Arielle Kimberly Marks-Anglin, University of Pennsylvania


Evidence-based medicine (EBM) emerged as a movement to ground clinical practice in empirical research to optimize patient care and outcomes. The exponential growth in clinical studies that ensued along with the adoption of electronic health records (EHRs) created a cycle of evidence generation, synthesis, translation, and data collection that continues to guide standard of care. The success of EBM hinges on the reproducibility and validity of the research produced. However, systemic bias at any stage can lead to incorrect inference, negatively impacting patient care. In this dissertation, we explore three sources of bias that can undermine EBM, including publication bias in meta-analyses (evidence synthesis), differential outcome misclassification in EHR data (impacting evidence generation), and selection bias in EHR-based studies (evidence translation). For publication bias, we develop an EM-algorithm for selection model estimation in the expanded network meta-analysis (NMA) framework. We show that it substantially reduces bias due to selective publication, while allowing for a maximally flexible working model for heterogeneous data. We apply it to an NMA of antiplatlet therapies for preventing vascular occlusion. For differential misclassification, we propose two surrogate-assisted sampling schemes for cost-effective validation of EHR outcomes. The sampling weights prioritize selection of patients most informative for the model of interest, leading to improved precision of model estimates relative to simple random sampling under measurement constraints. We study their performance under multiple data distributions and offer recommendations for the optimal application of each weighting scheme.
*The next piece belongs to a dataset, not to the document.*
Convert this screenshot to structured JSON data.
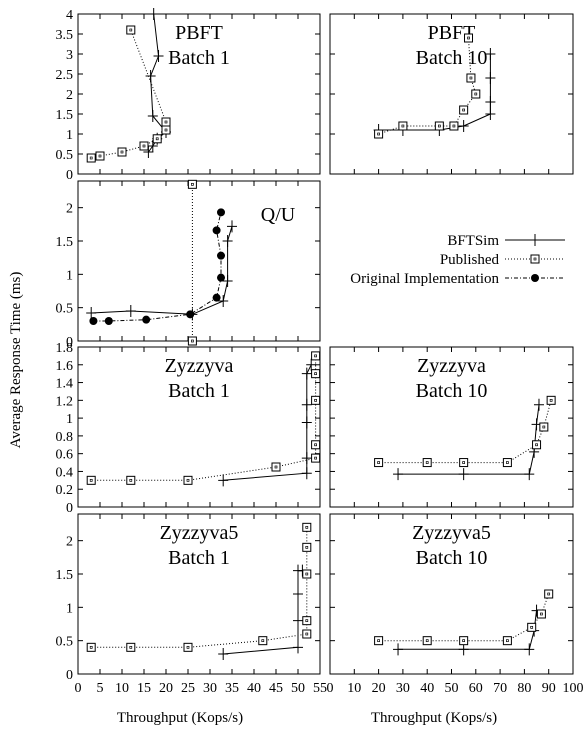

We apply our methods to the study of second breast cancer events among women diagnosed with primary stages I-IIIB invasive breast cancer. Finally, we expand the framework of outcome validation to account for patient selection from target populations into EHR cohorts. Combining our efficient sampling designs with inverse probability of selection weighting, we improve the generalizability of results derived from validated subsamples of EHR data. We study a variety of mechanisms for patient selection and the bias-variance tradeoff when constructing sampling weights that account for selection bias. We then use our methods to extend inference from a colon cancer recurrence EHR dataset to the larger U.S. population diagnosed with stages I-IIIA colon cancer.